Carbon, Capture and Sequestration

Carbon capture sequestration is a technology that currently is not commercially economic. It collects carbon emissions from smokestacks and buries them in the ground. One of the reasons that it is not commercially economic today is that capturing carbon dioxide emissions using direct-air-capture technology requires almost as much energy as that contained in the fossil fuels that produced the carbon dioxide in the first place. Direct-air-capture technology works by using giant fans to draw in air with the carbon dioxide bonding to chemicals known as sorbents. When the sorbent is saturated, it is heated to 80 to 100 degrees Celsius to release the captured carbon dioxide.

In 2020, the world used 462 exajoules of energy from fossil fuels, which resulted in 32 billion metric tons of carbon dioxide emissions. Capturing that carbon dioxide through direct-air-capture would require 448 exajoules, which is equivalent to 124,444 terawatt hours—almost five times the annual global electricity consumption in 2020 (26,813 terawatt hours). That amount of energy does not include what would be required to transport and store the captured carbon dioxide.

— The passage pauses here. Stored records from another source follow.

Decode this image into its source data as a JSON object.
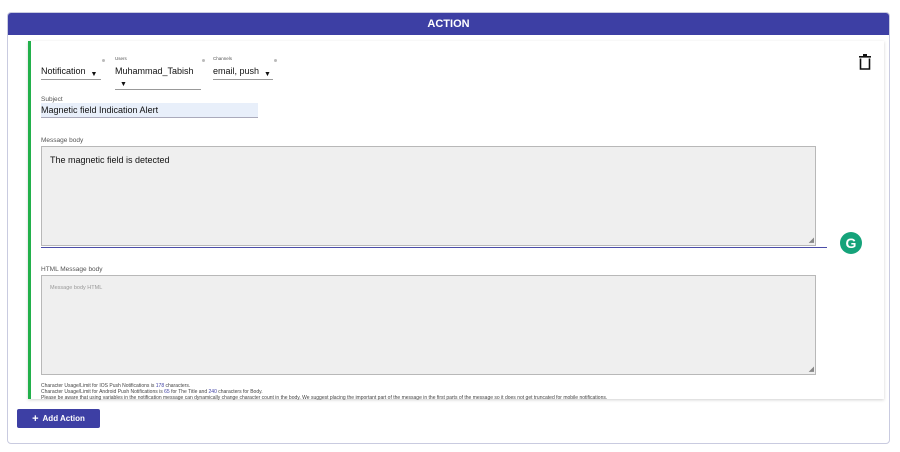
{
  "panel": {
    "title": "ACTION"
  },
  "selectors": {
    "type": {
      "caption": "",
      "value": "Notification"
    },
    "users": {
      "caption": "Users",
      "value": "Muhammad_Tabish"
    },
    "channels": {
      "caption": "Channels",
      "value": "email, push"
    }
  },
  "subject": {
    "label": "Subject",
    "value": "Magnetic field Indication Alert"
  },
  "message": {
    "label": "Message body",
    "value": "The magnetic field is detected"
  },
  "html_message": {
    "label": "HTML Message body",
    "placeholder": "Message body HTML"
  },
  "notes": {
    "ios_prefix": "Character Usage/Limit for IOS Push Notifications is ",
    "ios_count": "178",
    "ios_suffix": " characters.",
    "android_prefix": "Character Usage/Limit for Android Push Notifications is ",
    "android_title": "65",
    "android_mid": " for The Title and ",
    "android_body": "240",
    "android_suffix": " characters for Body.",
    "warning": "Please be aware that using variables in the notification message can dynamically change character count in the body. We suggest placing the important part of the message in the first parts of the message so it does not get truncated for mobile notifications."
  },
  "add_action": {
    "label": "Add Action"
  },
  "icons": {
    "delete": "trash-icon",
    "grammarly": "grammarly-icon",
    "add": "plus-icon"
  }
}
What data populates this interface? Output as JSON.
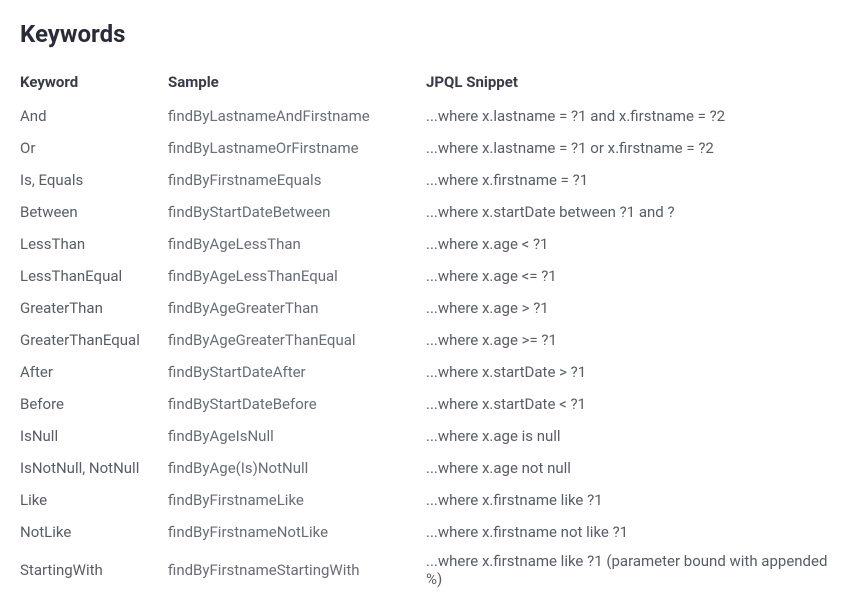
{
  "title": "Keywords",
  "headers": {
    "keyword": "Keyword",
    "sample": "Sample",
    "jpql": "JPQL Snippet"
  },
  "rows": [
    {
      "keyword": "And",
      "sample": "findByLastnameAndFirstname",
      "jpql": "...where x.lastname = ?1 and x.firstname = ?2"
    },
    {
      "keyword": "Or",
      "sample": "findByLastnameOrFirstname",
      "jpql": "...where x.lastname = ?1 or x.firstname = ?2"
    },
    {
      "keyword": "Is, Equals",
      "sample": "findByFirstnameEquals",
      "jpql": "...where x.firstname = ?1"
    },
    {
      "keyword": "Between",
      "sample": "findByStartDateBetween",
      "jpql": "...where x.startDate between ?1 and ?"
    },
    {
      "keyword": "LessThan",
      "sample": "findByAgeLessThan",
      "jpql": "...where x.age < ?1"
    },
    {
      "keyword": "LessThanEqual",
      "sample": "findByAgeLessThanEqual",
      "jpql": "...where x.age <= ?1"
    },
    {
      "keyword": "GreaterThan",
      "sample": "findByAgeGreaterThan",
      "jpql": "...where x.age > ?1"
    },
    {
      "keyword": "GreaterThanEqual",
      "sample": "findByAgeGreaterThanEqual",
      "jpql": "...where x.age >= ?1"
    },
    {
      "keyword": "After",
      "sample": "findByStartDateAfter",
      "jpql": "...where x.startDate > ?1"
    },
    {
      "keyword": "Before",
      "sample": "findByStartDateBefore",
      "jpql": "...where x.startDate < ?1"
    },
    {
      "keyword": "IsNull",
      "sample": "findByAgeIsNull",
      "jpql": "...where x.age is null"
    },
    {
      "keyword": "IsNotNull, NotNull",
      "sample": "findByAge(Is)NotNull",
      "jpql": "...where x.age not null"
    },
    {
      "keyword": "Like",
      "sample": "findByFirstnameLike",
      "jpql": "...where x.firstname like ?1"
    },
    {
      "keyword": "NotLike",
      "sample": "findByFirstnameNotLike",
      "jpql": "...where x.firstname not like ?1"
    },
    {
      "keyword": "StartingWith",
      "sample": "findByFirstnameStartingWith",
      "jpql": "...where x.firstname like ?1 (parameter bound with appended %)"
    }
  ]
}
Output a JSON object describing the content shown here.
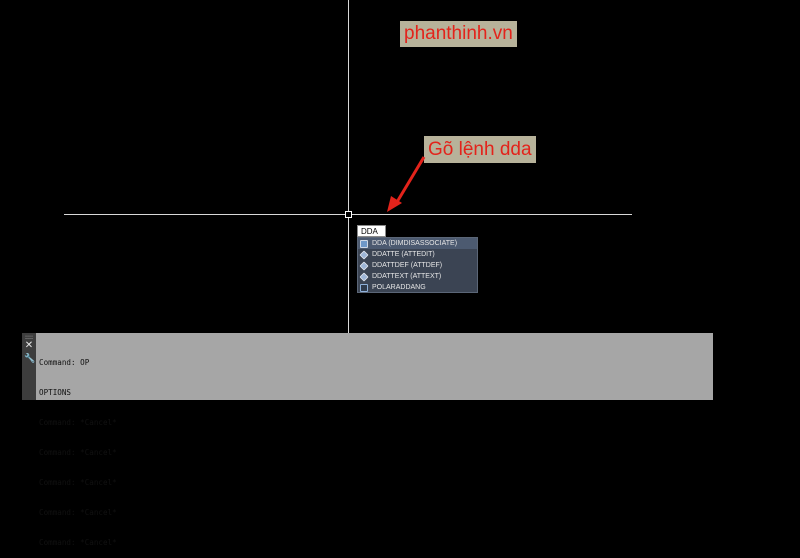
{
  "watermark": "phanthinh.vn",
  "annotation": "Gõ lệnh dda",
  "command_input": "DDA",
  "autocomplete": [
    {
      "label": "DDA (DIMDISASSOCIATE)",
      "icon": "dimension-icon"
    },
    {
      "label": "DDATTE (ATTEDIT)",
      "icon": "attribute-edit-icon"
    },
    {
      "label": "DDATTDEF (ATTDEF)",
      "icon": "attribute-define-icon"
    },
    {
      "label": "DDATTEXT (ATTEXT)",
      "icon": "attribute-extract-icon"
    },
    {
      "label": "POLARADDANG",
      "icon": "polar-angle-icon"
    }
  ],
  "command_history": [
    "Command: OP",
    "OPTIONS",
    "Command: *Cancel*",
    "Command: *Cancel*",
    "Command: *Cancel*",
    "Command: *Cancel*",
    "Command: *Cancel*"
  ],
  "colors": {
    "canvas": "#000000",
    "annotation_text": "#e3231b",
    "annotation_bg": "#b7b29a",
    "suggest_bg": "#3b4453",
    "command_panel": "#a6a6a6"
  }
}
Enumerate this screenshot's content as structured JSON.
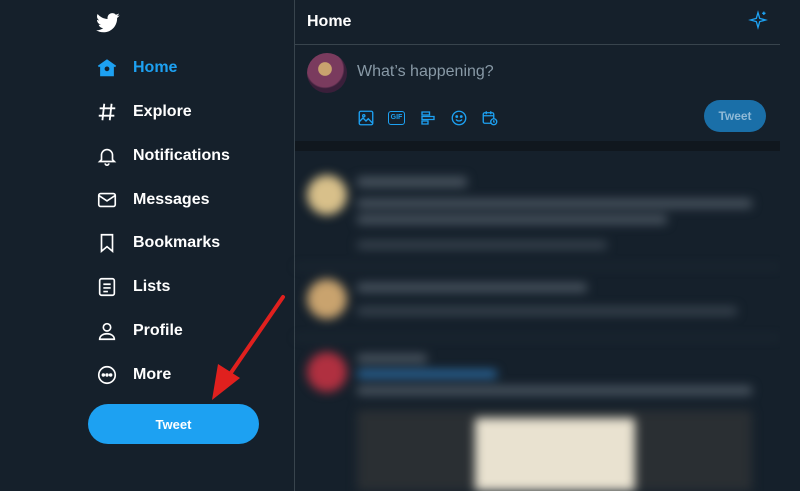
{
  "sidebar": {
    "items": [
      {
        "label": "Home",
        "icon": "home-icon",
        "active": true
      },
      {
        "label": "Explore",
        "icon": "hashtag-icon"
      },
      {
        "label": "Notifications",
        "icon": "bell-icon"
      },
      {
        "label": "Messages",
        "icon": "envelope-icon"
      },
      {
        "label": "Bookmarks",
        "icon": "bookmark-icon"
      },
      {
        "label": "Lists",
        "icon": "list-icon"
      },
      {
        "label": "Profile",
        "icon": "person-icon"
      },
      {
        "label": "More",
        "icon": "more-icon"
      }
    ],
    "tweet_label": "Tweet"
  },
  "header": {
    "title": "Home"
  },
  "composer": {
    "placeholder": "What’s happening?",
    "tools": [
      "image-icon",
      "gif-icon",
      "poll-icon",
      "emoji-icon",
      "schedule-icon"
    ],
    "tweet_label": "Tweet",
    "gif_label": "GIF"
  },
  "colors": {
    "accent": "#1da1f2",
    "background": "#15202b",
    "border": "#38444d"
  }
}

The world’s largest facility, Climeworks’ Orca plant, was opened recently in Iceland at a cost of $10 to $15 million. It is expected to capture 4,000 metric tons of carbon dioxide from the air every year—about the emissions from 870 cars. The captured carbon dioxide is mixed with water and injected into basalt rock 1 kilometer underground, where it turns into a solid carbonate mineral over a two-year period.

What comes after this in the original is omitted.